In smallpt's source at line 90 the direction is multiplied by 140
and I was wondering where that number is coming from. I was hoping for it to be explained in the slides attached to the source but I couldn't find an explanation for where that number is coming from.
If I increase the number(to 160.0
for example) it starts giving some kind of weird zoom-out effect:
And if I decrease the number(in this example to 125.0
) I get this partially black picture:
As I understand it, after I've simplified smallpt a little bit, in the main
function we get a random point in each subpixel normalized by the width/height between -0.5
and 0.5
, and then calculate the new ray direction by multiplying the x and y axis by these offsets, then adding everything together to obtain the new direction, something like this:
fov_scale = 2.0 * tan(vertical_fov / 2.0)
cam_x_axis = vec3(aspect_ratio * fov_scale, 0, 0)

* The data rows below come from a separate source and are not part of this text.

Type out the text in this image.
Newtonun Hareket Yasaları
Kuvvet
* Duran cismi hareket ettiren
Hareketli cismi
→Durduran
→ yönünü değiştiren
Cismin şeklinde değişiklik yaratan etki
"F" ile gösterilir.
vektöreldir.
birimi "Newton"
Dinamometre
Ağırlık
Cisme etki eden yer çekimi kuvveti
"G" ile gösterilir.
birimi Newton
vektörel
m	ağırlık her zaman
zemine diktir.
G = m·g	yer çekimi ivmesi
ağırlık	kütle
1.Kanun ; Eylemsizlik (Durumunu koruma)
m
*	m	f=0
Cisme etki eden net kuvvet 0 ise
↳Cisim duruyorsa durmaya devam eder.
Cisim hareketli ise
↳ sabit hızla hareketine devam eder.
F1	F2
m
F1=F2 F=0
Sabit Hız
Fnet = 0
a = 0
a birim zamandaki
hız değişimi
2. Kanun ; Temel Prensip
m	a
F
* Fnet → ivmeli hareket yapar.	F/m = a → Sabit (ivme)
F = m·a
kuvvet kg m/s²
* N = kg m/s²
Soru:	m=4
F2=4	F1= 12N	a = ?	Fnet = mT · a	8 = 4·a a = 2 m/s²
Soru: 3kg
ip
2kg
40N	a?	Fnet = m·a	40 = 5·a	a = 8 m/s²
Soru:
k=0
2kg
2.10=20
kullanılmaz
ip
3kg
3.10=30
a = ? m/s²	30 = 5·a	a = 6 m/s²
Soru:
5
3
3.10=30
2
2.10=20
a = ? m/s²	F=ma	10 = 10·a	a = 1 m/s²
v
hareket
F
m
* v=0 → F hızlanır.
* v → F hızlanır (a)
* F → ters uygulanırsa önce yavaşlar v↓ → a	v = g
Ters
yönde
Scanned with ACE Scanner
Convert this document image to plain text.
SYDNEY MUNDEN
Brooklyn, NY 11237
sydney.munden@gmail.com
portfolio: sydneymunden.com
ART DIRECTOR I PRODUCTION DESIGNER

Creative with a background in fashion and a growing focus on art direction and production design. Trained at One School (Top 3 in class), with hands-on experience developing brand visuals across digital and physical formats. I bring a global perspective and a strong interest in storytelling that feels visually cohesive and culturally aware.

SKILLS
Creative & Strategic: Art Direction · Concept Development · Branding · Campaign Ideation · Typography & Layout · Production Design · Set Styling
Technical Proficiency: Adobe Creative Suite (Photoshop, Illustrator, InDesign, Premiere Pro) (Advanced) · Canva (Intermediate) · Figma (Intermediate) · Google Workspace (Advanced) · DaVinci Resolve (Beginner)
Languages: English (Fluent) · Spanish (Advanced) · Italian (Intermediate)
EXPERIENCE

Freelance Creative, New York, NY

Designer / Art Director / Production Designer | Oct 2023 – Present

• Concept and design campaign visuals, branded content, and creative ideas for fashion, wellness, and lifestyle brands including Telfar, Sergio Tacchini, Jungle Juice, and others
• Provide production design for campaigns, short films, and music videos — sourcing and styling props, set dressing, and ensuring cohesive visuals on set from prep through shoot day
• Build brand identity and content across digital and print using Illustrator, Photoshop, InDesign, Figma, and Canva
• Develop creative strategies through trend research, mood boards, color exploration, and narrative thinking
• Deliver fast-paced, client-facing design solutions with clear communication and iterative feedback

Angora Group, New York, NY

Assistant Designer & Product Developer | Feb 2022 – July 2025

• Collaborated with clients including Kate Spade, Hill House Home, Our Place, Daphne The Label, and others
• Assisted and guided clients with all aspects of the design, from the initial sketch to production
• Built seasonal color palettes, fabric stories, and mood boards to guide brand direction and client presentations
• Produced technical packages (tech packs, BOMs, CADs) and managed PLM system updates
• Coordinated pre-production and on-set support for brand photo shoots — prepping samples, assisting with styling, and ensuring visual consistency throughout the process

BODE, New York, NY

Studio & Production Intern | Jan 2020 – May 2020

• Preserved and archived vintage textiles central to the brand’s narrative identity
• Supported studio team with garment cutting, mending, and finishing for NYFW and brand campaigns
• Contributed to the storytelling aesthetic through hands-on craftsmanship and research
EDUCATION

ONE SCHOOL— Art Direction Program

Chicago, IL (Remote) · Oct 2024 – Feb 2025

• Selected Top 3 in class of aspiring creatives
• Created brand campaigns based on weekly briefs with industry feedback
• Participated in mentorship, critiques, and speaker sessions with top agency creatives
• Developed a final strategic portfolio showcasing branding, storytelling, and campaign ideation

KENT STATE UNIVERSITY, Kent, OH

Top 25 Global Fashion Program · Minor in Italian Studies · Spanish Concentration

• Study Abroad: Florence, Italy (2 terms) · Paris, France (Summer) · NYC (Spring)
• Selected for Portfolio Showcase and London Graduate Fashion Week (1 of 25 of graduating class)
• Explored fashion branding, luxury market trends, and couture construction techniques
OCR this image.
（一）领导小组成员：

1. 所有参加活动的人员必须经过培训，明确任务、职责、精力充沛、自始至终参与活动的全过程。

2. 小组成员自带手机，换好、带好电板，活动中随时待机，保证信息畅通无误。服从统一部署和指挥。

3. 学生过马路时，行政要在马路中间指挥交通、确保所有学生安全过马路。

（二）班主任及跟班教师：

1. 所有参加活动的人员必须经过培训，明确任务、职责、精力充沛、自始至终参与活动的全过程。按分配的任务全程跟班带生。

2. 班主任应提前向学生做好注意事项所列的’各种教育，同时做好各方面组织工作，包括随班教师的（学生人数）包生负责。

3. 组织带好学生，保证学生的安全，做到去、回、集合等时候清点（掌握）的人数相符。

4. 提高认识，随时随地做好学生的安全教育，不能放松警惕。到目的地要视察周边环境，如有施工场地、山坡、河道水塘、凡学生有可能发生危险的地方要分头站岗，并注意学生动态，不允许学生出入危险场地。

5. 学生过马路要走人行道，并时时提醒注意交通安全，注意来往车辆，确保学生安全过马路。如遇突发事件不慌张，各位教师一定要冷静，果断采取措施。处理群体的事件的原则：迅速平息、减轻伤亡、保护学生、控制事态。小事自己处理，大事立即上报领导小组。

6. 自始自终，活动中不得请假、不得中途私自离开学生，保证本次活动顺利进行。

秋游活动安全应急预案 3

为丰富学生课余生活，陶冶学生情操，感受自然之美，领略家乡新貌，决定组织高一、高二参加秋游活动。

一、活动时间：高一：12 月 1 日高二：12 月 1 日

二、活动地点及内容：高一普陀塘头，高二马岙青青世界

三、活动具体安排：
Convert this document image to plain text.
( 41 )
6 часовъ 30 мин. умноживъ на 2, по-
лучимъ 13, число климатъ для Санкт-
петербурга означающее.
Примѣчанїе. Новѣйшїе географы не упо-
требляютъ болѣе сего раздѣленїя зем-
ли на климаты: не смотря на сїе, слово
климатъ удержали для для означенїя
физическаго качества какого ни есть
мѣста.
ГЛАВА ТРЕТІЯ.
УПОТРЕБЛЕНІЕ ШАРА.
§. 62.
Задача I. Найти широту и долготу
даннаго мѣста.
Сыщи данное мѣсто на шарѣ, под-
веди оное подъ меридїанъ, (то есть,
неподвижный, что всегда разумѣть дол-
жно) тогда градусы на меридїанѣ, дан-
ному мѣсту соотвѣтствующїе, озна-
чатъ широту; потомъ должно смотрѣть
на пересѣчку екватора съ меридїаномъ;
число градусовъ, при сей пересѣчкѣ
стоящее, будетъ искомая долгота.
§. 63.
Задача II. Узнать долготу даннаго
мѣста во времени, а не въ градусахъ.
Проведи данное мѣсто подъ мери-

cam_y_axis = normalize(cross(cam_x_axis, cam_direction))
for x, y:
for sx, sy, samps:
// not using smallpt's tent filter
x_in_subpixel = x + sx * 0.5 + erand48(Xi) * 0.5
y_in_subpixel = y + sy * 0.5 + erand48(Xi) * 0.5
// normalize them between -0.5 and 0.5
new_x = x_in_subpixel / w - 0.5
new_y = y_in_subpixel / h - 0.5
offset_x = cam_x_axis * new_x
offset_y = cam_y_axis * new_y
new_direction = cam_direction + offset_x + offset_y
// here we can see that magic number
new_ray = ray(cam_position + new_direction * 140, normalize(new_direction))
So my questions are:
- What does this number mean?
- Can I calculate it programmatically to be exactly what is expected(maybe depending on the field of view, width/height of the image)?